At IEDM, TSMC researchers reported using CFETs to build “the first fully functional 3D monolithic CFET inverter at an industry-leading 48 nm contacted poly pitch.” The researchers stacked n-FET-on-p-FET nanosheet transistors, with backside contacts and interconnect for improved performance and increased design flexibility, said S. Liao. FIGURE 3 shows a roadmap through 2035 and the introduction of CFETs.

Backside power delivery
The backside of wafers and devices is like a previously undeveloped continent for advanced logic researchers, albeit with significant process complexity. Anne Vandooren, Principal Member of Technical Staff at imec in Belgium, gave a presentation describing a CFET device with a backside power delivery network and backside contacts. By using SOI wafers, wafer bonding, and backside bottom dielectric isolation (BDI) the number of standard cell tracks was reduced to four from five.
Access to the wafer back side (BS) is enabled by aligned fusion bonding of a carrier wafer to a device wafer at low temperatures (<250°C), resulting in void-free bonding with high bonding strength, Vandooren said.

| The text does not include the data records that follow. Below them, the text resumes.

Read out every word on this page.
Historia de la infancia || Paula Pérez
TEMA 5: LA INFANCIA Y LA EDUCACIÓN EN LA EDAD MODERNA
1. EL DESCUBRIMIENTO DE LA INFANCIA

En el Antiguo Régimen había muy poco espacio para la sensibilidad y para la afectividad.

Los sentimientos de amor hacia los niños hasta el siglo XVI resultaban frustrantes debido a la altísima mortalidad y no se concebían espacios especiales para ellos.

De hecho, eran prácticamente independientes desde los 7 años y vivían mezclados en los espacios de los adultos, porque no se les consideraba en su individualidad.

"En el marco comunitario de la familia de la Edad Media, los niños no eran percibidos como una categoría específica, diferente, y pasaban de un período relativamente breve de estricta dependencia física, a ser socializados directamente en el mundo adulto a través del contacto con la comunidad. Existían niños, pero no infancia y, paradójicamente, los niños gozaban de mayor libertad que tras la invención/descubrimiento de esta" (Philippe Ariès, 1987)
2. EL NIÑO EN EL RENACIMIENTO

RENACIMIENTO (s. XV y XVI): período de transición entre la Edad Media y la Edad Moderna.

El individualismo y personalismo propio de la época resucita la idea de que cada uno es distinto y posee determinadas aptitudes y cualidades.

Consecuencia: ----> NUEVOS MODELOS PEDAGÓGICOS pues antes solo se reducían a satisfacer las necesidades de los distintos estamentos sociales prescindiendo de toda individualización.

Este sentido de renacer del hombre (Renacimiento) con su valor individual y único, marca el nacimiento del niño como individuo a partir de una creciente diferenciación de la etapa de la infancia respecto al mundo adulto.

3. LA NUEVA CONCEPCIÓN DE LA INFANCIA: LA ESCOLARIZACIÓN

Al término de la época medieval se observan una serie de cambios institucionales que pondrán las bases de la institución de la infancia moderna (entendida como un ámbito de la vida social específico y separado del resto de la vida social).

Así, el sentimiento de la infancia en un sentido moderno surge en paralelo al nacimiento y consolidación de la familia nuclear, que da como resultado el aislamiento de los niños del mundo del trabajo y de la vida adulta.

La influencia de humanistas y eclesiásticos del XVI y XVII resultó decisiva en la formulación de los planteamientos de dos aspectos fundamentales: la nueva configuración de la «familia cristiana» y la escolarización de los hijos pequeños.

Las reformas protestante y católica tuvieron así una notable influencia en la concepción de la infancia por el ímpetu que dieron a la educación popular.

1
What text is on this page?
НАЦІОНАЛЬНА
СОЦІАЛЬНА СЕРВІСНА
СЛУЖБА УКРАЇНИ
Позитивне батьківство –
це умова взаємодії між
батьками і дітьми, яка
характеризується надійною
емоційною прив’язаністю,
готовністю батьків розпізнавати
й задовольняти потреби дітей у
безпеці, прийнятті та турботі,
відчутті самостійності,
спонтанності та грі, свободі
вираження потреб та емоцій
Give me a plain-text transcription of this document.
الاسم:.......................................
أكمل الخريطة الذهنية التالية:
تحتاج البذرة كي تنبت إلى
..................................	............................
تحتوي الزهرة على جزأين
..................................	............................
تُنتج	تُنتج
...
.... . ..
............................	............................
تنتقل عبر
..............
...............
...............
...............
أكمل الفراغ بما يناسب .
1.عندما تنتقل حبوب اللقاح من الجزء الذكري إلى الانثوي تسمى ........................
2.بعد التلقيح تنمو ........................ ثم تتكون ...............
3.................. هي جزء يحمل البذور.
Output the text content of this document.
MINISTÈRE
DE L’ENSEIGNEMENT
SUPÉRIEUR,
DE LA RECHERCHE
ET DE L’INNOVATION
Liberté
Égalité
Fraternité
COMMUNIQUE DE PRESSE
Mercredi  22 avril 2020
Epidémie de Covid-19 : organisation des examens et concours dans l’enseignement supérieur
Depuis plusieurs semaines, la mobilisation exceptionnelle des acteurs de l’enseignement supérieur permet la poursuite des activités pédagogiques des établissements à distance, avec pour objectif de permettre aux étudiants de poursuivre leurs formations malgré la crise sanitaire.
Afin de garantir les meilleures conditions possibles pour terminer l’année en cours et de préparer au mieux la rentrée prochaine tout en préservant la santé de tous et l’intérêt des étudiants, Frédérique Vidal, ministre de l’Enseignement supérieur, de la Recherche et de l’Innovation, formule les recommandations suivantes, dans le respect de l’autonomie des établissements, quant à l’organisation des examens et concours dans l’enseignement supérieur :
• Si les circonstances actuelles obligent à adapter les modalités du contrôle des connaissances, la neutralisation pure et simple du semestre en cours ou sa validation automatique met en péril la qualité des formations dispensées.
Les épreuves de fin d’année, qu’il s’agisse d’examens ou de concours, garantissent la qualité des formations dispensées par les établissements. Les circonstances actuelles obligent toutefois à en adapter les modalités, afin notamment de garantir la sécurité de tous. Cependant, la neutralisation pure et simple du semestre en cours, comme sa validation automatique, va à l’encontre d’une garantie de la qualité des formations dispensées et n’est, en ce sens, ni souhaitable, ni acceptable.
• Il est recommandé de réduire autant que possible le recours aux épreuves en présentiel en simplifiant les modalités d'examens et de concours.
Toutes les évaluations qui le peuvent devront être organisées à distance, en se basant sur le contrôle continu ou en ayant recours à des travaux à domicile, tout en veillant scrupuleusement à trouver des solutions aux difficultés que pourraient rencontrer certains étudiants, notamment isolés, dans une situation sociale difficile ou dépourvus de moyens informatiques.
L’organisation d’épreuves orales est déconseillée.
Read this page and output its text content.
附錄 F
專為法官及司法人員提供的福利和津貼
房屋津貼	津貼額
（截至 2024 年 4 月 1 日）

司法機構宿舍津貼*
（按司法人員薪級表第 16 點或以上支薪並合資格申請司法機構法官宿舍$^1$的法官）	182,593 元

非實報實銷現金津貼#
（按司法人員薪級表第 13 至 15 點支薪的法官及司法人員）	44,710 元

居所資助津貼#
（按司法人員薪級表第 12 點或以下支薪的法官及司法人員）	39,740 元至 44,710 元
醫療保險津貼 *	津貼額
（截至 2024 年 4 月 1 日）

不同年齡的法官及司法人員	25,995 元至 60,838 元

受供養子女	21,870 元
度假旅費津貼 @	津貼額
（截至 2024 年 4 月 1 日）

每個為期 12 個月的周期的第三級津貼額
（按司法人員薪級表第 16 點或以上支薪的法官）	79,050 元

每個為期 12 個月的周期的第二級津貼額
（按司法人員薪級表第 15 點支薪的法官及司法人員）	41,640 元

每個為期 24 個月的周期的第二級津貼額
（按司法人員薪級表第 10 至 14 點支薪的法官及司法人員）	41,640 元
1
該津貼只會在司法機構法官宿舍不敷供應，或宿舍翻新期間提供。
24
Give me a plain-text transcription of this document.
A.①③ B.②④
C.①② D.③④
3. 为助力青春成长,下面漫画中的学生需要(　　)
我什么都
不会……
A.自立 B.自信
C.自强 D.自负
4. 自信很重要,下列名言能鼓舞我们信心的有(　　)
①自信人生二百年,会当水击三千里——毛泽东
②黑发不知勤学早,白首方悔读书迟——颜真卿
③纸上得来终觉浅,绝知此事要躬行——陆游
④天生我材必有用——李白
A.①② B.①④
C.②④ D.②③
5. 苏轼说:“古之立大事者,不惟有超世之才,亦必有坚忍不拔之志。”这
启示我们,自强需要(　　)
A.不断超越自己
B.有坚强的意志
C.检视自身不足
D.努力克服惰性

The advantage of CFETs is that device density improves as the NFETs and PFETs are stacked vertically, using a common gate in many cases. In her presentation, Vandooren detailed the process steps required for two different processing flows, with the BDI approach delivering the best performance. “While requiring more complex processing, the BDI approach provides excellent isolation with higher tolerance to contact misplacement and full suppression of substrate leakage current.”
In her short course presentation on the future of logic, Anupama Bowonder, principal engineer, process technology development at Intel Foundry, said the added complexity of vertically stacking devices (CFETs) ensures that the nanoribbon architectures will be refined, generation by generation, over the next decade. Bowonder outlined the challenges of moving to CFETs, including alignment, bonding, thermal budgets, and ensuring that electron and hole mobility are “comparable.”
“For monolithic CFETs — stacked N and P — we need to motivate people this is where the industry is headed,” she said, adding that with new stacking concepts, the industry will still be able to deliver gains in performance and reliability.
“Moore’s Law is alive, ever alive; CMOS scaling is definitely not dead,” Bowonder said.